Tissue factor (TF) is expressed by cells and tissues, specifically endothelial cells following activation.

In addition, an overexpression of TF in the endothelium contributes to a variety of chronic pathological conditions including thrombosis in cancer, metastasis, angiogenesis and cardiovascular disease.

The aim of this study was to investigate the mechanisms of apoptosis in endothelial cells through the TF–β1 integrin complex formation.

Throughout the study, human dermal blood endothelial cells (HDBECs) were transfected with plasmid to express wild-TF or alternatively, transfected to express mutant-TF.

Other cells incubated with green fluorescent protein (t-GFP) were used as a plasmid control.

Inhibition of the β1-integrin was enhanced by treatment with 10 μg/ml of the β1-integrin inhibitor in three samples to test the effect of the β1-integrin inhibitor on wild-TF, mutant-TFAla253 and t-GFP.

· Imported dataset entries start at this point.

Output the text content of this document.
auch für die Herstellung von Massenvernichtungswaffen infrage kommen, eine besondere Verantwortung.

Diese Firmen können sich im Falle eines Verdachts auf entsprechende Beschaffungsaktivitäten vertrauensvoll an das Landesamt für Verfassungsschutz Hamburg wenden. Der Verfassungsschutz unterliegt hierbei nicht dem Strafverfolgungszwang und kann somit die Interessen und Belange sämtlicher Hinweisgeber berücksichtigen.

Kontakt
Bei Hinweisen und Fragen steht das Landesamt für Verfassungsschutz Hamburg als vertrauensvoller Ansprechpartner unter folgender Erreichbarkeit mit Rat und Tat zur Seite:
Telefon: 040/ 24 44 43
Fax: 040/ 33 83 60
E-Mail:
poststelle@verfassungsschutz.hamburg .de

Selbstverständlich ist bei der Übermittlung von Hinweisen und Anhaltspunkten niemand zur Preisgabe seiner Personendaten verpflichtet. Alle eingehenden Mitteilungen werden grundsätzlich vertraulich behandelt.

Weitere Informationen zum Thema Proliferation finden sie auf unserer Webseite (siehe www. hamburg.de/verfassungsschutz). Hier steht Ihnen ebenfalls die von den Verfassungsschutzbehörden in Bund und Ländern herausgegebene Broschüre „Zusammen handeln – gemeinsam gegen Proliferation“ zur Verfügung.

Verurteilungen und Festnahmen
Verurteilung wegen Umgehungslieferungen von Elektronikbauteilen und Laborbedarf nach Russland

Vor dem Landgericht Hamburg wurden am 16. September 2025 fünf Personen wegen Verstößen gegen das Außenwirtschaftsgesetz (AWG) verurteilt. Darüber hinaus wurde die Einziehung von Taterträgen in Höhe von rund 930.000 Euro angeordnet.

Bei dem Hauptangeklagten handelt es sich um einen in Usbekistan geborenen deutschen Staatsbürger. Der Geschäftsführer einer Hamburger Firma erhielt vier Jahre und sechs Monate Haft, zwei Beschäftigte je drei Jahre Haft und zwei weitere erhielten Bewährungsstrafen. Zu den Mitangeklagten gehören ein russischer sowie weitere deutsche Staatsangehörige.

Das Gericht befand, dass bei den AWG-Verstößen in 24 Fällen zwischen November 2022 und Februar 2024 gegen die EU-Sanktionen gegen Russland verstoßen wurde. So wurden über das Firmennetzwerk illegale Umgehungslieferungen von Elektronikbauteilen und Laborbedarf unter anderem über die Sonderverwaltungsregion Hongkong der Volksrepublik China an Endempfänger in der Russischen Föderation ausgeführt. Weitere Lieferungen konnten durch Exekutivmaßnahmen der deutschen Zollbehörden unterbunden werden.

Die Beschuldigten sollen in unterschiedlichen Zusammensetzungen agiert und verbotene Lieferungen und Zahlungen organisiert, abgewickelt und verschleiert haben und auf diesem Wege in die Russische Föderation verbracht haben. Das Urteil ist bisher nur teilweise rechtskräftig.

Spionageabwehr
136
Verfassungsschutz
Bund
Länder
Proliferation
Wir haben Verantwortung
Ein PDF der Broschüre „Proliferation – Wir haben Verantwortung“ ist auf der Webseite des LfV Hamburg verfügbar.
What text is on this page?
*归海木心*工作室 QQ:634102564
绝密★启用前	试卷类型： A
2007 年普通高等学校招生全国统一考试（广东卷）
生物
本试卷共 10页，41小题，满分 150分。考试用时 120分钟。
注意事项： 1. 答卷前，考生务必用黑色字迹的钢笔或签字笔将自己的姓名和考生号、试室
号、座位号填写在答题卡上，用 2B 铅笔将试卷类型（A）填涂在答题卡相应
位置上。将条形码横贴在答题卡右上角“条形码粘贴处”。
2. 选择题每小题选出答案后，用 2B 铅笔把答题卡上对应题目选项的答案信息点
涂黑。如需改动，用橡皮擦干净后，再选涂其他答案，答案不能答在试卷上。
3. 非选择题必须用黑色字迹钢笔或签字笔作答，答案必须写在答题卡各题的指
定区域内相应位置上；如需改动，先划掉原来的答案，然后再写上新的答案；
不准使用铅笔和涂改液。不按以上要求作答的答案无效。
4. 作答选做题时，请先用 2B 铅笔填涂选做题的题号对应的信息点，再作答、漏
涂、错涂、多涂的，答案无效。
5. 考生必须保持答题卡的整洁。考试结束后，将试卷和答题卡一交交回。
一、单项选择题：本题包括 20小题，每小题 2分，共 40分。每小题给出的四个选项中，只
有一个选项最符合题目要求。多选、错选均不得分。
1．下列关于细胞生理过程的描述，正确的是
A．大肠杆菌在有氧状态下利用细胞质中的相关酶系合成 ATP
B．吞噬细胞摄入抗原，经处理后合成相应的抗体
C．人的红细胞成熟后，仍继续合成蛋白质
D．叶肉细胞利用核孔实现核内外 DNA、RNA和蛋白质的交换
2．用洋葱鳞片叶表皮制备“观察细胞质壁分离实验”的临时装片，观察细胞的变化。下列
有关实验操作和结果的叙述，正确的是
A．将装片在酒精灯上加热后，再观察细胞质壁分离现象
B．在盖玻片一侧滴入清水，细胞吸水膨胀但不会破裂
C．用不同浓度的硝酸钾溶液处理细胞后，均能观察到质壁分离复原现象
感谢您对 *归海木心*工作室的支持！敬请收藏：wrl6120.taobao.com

Moreover, samples were run on sodium dodecyl sulphate–polyacrylamide gel electrophoresis (SDS-PAGE) followed by western blotting for Src antibody detection, using phospho-Src and total Src.

The ratio of Src activity for the samples was obtained by dividing phospho-Src by total Src.

The results revealed a significant effect of the β1 integrin inhibition on Src phosphorylation.

The samples that were treated with the β1 integrin inhibitor showed lower Src activity ratios.

Specifically, the cell sample that was transfected to express mutant-TFAla253 had the lowest Src activity among the HDBEC samples treated with the β1-integrin inhibitor.

In contrast, the Src activity ratios were higher in cell samples that were not treated with the β1-integrin inhibitor.

Therefore, both the β1-integrin inhibitor and the mutant-TFAla253 were major factors inducing apoptosis.

The results suggested that the β1-integrin affects TF mediated apoptosis.

The results also suggested that Src is reduced during apoptosis through the β1-integrin inhibition.